I’m watching a video(a) on YouTube about asyncio and, at one point, code like the following is presented for efficiently handling multiple HTTP requests:

# Need an event loop for doing this.

loop = asyncio.get_event_loop()

# Task creation section.

tasks = []
for n in range(1, 50):
    tasks.append(loop.create_task(get_html(f"https://example.com/things?id={n}")))

# Task processing section.

for task in tasks:
    html = await task
    thing = get_thing_from_html(html)
    print(f"Thing found: {thing}", flush=True)

I realise that this is efficient in the sense that everything runs concurrently but what concerns me is a case like:

  • the first task taking a full minute; but
  • all the others finishing in under three seconds.

Because the task processing section awaits completion of the tasks in the order in which they entered the list, it appears to me that none will be reported as complete until the first one completes.

At that point, the others that finished long ago will also be reported. Is my understanding correct?

If so, what is the normal way to handle that scenario, so that you’re getting completion notification for each task the instant that task finishes?

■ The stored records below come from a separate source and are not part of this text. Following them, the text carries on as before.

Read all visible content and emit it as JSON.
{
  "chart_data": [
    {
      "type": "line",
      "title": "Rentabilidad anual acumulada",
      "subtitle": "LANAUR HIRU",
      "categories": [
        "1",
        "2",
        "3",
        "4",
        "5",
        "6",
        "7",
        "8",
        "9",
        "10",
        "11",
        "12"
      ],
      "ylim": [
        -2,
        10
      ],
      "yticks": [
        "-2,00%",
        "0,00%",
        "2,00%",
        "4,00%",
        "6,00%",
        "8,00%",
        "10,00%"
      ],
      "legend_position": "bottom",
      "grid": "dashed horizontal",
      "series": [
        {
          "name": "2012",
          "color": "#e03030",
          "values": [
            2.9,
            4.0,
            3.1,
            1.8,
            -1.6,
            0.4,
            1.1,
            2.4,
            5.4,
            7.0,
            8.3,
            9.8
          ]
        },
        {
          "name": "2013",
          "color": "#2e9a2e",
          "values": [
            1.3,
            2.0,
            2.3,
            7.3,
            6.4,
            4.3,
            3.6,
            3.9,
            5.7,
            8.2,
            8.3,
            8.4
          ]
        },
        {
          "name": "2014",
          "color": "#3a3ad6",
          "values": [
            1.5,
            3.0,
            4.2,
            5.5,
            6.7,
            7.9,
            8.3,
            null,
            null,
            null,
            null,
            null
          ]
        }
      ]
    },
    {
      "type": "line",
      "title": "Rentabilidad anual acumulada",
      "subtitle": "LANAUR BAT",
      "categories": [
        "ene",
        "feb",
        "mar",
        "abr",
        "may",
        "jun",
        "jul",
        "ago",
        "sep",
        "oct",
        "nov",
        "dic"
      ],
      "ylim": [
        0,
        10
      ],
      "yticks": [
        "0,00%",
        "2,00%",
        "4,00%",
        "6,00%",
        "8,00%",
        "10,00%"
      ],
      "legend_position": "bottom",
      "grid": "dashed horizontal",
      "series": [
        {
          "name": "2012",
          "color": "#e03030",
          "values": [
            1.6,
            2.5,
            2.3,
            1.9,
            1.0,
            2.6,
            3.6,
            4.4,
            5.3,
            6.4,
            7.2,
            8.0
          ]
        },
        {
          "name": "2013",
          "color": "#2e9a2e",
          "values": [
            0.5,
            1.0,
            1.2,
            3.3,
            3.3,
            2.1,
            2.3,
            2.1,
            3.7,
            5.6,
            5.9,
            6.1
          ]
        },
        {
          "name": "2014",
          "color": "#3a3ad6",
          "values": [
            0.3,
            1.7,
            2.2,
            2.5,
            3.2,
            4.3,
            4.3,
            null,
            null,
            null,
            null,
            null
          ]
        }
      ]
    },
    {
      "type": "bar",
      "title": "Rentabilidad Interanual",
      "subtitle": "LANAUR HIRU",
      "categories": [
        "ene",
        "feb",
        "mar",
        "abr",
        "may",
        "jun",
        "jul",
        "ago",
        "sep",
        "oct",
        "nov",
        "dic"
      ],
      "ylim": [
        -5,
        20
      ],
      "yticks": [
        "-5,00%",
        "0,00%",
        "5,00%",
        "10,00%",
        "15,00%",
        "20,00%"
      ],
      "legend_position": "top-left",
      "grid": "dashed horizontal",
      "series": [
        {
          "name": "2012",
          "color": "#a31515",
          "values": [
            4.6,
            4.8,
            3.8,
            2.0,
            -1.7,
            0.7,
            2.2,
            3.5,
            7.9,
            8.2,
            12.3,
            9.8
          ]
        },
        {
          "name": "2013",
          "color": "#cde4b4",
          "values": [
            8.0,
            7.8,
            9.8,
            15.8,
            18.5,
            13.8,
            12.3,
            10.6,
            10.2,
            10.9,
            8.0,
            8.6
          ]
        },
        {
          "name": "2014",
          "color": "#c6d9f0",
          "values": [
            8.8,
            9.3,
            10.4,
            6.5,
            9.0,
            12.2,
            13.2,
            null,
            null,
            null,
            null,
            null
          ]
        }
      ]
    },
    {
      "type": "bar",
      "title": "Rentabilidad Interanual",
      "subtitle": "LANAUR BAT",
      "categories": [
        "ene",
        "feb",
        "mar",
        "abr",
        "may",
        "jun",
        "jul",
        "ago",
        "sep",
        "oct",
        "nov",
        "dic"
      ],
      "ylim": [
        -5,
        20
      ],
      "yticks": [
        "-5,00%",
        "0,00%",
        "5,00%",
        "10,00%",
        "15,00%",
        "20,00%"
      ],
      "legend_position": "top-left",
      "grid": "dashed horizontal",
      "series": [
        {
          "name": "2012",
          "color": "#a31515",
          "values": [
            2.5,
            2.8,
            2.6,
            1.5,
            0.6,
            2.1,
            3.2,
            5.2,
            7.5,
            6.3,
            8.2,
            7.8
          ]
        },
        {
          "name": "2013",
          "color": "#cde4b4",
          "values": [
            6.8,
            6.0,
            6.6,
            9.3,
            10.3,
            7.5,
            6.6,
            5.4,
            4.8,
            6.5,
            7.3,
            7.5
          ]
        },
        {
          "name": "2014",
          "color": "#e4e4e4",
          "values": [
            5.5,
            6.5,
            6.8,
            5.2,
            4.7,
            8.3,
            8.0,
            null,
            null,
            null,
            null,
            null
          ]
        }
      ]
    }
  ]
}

(a) From Michael Kennedy of “Talk Python To Me” podcast fame. The video is Demystifying Python’s Async and Await Keywords if you’re interested. I have no affiliation with the site other than enjoying the podcast, so heartily recommend it.

Answer

If you just need to do something after each task, you can create another async function that does it, and run those in parallel:

async def wrapped_get_html(url):
    html = await get_html(url)
    thing = get_thing_from_html(html)
    print(f"Thing found: {thing}")

async def main():
    # shorthand for creating tasks and awaiting them all
    await asyncio.gather(*
        [wrapped_get_html(f"https://example.com/things?id={n}")
         for n in range(50)])
 
asyncio.run(main())

If for some reason you need your main loop to be notified, you can do that with as_completed:

async def main():
    for next_done in asyncio.as_completed([
            get_html(f"https://example.com/things?id={n}")
            for n in range(50)]):
        html = await next_done
        thing = get_thing_from_html(html)
        print(f"Thing found: {thing}")

asyncio.run(main())